For firefighters with Walla Walla County Fire District 4, the “Wildland Refresher” is all happening online.
Bill Box is training lieutenant for District 4.
Though he has organized and conducted these types of trainings for years, this year was very different.
For two evenings in April, about 70 firefighters — most of them volunteers — joined online Zoom meetings dedicated to wildland firefighting safety.
They reviewed basics of wildland firefighting, learned from in-depth case studies of last year’s incidents and talked together about what the fire season might look like.
“It was a challenge,” Box said, since people weren’t together in the same room.
He drew on materials compiled by the Washington State Department of Natural Resources and chose case studies for training about wildfire incidents that were “close to home.”

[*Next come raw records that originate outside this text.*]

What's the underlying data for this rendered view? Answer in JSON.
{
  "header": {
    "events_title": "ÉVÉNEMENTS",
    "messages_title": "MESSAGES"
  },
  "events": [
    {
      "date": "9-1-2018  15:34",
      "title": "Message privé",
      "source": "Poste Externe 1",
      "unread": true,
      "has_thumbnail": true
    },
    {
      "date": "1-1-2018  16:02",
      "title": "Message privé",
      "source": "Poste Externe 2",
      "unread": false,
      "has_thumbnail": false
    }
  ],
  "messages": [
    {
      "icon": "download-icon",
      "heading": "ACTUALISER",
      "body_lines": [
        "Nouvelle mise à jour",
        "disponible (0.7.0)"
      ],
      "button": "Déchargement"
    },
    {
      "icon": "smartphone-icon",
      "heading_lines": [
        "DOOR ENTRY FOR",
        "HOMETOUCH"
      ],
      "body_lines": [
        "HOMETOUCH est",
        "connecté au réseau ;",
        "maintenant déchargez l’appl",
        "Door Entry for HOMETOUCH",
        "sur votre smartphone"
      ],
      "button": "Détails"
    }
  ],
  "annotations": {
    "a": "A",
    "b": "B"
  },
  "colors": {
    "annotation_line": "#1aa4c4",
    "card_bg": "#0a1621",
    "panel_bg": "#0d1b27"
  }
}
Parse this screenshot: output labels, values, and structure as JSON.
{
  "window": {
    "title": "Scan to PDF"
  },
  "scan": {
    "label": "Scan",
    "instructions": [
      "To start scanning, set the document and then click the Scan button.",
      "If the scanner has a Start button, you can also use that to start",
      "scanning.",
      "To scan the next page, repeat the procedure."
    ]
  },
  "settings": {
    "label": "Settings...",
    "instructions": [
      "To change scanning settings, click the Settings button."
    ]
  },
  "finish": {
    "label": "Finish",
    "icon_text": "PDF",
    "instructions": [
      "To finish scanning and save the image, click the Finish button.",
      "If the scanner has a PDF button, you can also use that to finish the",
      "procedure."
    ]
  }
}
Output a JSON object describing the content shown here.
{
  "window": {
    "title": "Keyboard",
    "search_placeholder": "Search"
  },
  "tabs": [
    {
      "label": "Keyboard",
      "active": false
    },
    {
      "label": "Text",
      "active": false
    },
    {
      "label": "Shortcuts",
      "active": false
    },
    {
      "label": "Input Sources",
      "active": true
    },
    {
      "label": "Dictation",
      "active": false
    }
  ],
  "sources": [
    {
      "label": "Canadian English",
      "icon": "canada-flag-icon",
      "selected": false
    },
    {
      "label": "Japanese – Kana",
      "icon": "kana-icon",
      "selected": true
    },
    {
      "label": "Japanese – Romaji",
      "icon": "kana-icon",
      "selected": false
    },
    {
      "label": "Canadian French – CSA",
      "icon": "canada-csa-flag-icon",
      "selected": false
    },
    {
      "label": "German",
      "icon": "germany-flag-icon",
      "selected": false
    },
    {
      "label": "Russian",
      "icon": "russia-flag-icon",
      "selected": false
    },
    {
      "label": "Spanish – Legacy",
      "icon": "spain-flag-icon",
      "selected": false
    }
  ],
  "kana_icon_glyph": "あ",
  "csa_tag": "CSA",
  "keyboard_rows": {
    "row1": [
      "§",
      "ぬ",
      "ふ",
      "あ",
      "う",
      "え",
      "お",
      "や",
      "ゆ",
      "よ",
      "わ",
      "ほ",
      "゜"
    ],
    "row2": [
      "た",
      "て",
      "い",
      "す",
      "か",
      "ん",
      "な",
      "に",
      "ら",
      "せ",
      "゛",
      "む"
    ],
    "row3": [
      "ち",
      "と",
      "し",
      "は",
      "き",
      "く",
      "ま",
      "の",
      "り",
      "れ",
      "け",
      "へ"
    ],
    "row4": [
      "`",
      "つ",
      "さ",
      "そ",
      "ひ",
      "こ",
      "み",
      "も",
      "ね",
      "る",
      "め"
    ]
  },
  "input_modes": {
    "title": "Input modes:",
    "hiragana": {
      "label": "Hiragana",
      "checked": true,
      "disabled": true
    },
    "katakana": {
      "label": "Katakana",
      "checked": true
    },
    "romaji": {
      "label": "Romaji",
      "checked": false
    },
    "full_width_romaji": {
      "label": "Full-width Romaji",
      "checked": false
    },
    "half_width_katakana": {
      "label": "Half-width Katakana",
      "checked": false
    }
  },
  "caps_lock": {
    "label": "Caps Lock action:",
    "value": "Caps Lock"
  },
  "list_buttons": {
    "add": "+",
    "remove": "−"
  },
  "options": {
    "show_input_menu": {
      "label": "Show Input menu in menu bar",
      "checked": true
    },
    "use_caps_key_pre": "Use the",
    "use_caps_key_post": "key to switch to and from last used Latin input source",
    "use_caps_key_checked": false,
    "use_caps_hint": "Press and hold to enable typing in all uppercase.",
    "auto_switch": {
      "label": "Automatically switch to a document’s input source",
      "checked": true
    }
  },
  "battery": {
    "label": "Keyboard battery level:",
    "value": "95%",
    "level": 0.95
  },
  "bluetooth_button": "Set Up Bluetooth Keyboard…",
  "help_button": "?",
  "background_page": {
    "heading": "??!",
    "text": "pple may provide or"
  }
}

One case study was especially pertinent: a firefighter who died after being burned over in Okanogan County, on a similar landscape to what firefighters regularly encounter here in Walla Walla County.
Although District 4 wouldn’t have done the Wildland Refresher online under normal circumstances, District 4 Chief Rocky Eastman says it has gone quite well.
“The instructors have done a great job of putting together a class that is pertinent and relevant to our situation here.”
There have even been advantages of the online training, since attending multiple evenings of in-person training at a single location can be challenging for volunteers who live all across the county.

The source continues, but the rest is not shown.